Menhut Vs Polri Cuma Untungkan Cukong Illegal Logging
Kamis, 02 Agu 2007 16:10 WIB
Jakarta - Perseteruan antara Departemen Kehutanan (Dephut) dengan Polri soal pemberantasan illegal logging dinilai hanya menguntungkan para cukong kayu yang selama ini menjarah hutan Indonesia. Pengurus Besar Himpunan Mahasiswa Islam (PB HMI) mendesak Dephut dan Polri membangun koordinasi yang lebih baik dalam memberantas pembalakan liar."Ketidakharmonisan Dephut dan Polri, juga instansi terkait lainnya, justru menguntungkan para cukong illegal logging.

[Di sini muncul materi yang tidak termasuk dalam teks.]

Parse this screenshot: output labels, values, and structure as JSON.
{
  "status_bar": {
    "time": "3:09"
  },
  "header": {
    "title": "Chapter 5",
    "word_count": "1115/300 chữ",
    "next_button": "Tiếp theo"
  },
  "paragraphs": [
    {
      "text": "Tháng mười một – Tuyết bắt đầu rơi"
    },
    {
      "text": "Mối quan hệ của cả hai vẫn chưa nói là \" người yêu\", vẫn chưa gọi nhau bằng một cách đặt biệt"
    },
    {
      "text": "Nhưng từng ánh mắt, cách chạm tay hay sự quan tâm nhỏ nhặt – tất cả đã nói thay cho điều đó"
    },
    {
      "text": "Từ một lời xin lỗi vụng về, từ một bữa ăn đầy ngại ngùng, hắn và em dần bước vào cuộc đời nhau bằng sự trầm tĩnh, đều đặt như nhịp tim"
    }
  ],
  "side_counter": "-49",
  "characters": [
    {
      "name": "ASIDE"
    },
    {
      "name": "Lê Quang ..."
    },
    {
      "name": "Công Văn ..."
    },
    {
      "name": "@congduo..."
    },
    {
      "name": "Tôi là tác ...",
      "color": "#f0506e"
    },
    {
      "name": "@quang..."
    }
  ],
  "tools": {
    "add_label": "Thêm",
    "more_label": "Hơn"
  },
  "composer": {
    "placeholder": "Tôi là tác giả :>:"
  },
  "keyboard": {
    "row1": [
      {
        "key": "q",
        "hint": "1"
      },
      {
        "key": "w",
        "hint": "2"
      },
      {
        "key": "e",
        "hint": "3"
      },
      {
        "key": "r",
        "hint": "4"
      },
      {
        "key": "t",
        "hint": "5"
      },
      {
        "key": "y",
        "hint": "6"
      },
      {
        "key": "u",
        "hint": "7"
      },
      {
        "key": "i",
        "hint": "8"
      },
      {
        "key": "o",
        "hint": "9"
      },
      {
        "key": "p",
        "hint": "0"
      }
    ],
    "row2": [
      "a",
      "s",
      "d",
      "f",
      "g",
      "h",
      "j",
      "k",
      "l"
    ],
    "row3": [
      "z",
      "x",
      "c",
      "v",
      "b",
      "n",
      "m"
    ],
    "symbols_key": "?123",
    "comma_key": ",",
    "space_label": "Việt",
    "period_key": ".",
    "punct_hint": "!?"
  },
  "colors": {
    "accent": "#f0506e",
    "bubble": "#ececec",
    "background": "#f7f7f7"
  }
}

Karena itu kami mendesak komunikasi antar kedua lembaga itu ditingkatkan," kata Ketua Umum PB HMI Fajar R Zulkarnaen dalam jumpa pers di Kantor PB HMI Jl Diponegoro Jakarta Pusat, Kamis (2/8/2007).PB HMI juga meminta Presiden SBY tidak tinggal diam menghadapi perseteruan kedua lembaga itu. "Kami meminta Presiden lebih serius dalam upaya pemberantasan illegal logging dengan cara meningkatkan koordinasi instansi-instansi terkai demi terciptanya kesamaan persepsi dan gerakan yang terpadu antar instansi tersebut," ujarnya.Menurut Fajar, tidak selayaknya antar instansi pemerintah terjadi persaingan yang tidak sehat di dalam memperjuangkan tujuan yang sama, seperti pemberantasan illegal logging. "Apalagi, masing-masing instansi sudah memiliki kewenangannya sendiri. Kewenangan-kewenangan ini harus dipadukan agar saling menunjang, bukan justru saling tindih," sebutnya.Dalam soal kehutanan, katanya, tentunya Dephut yang membuat aturannya. Sebagai penindak, tambah Fajar, sudah semestinya Polri mengacu pada aturan yang dibuat Dephut. "Ini bukan berarti kami membela Dephut. Tetapi semestinya mekanismenya seperti itu. Dalam kasus pemberantasan illegal logging polisi berperan sebagai penindak, bukan pembuat kebijakan," tegasnya.Di lain sisi, PB HMI juga menyoroti sedikitnya kasus pembalakan liar yang diproses hukum hingga tuntas. Fajar mengatakan, hingga 2007 tercetat hanya 190 kasus yang diproses. Dari jumlah itu hanya sepuluh kasus yang sampai pengadilan. "Dari sepuluh tersangka, sembilan diantaranya lolos," tandasnya.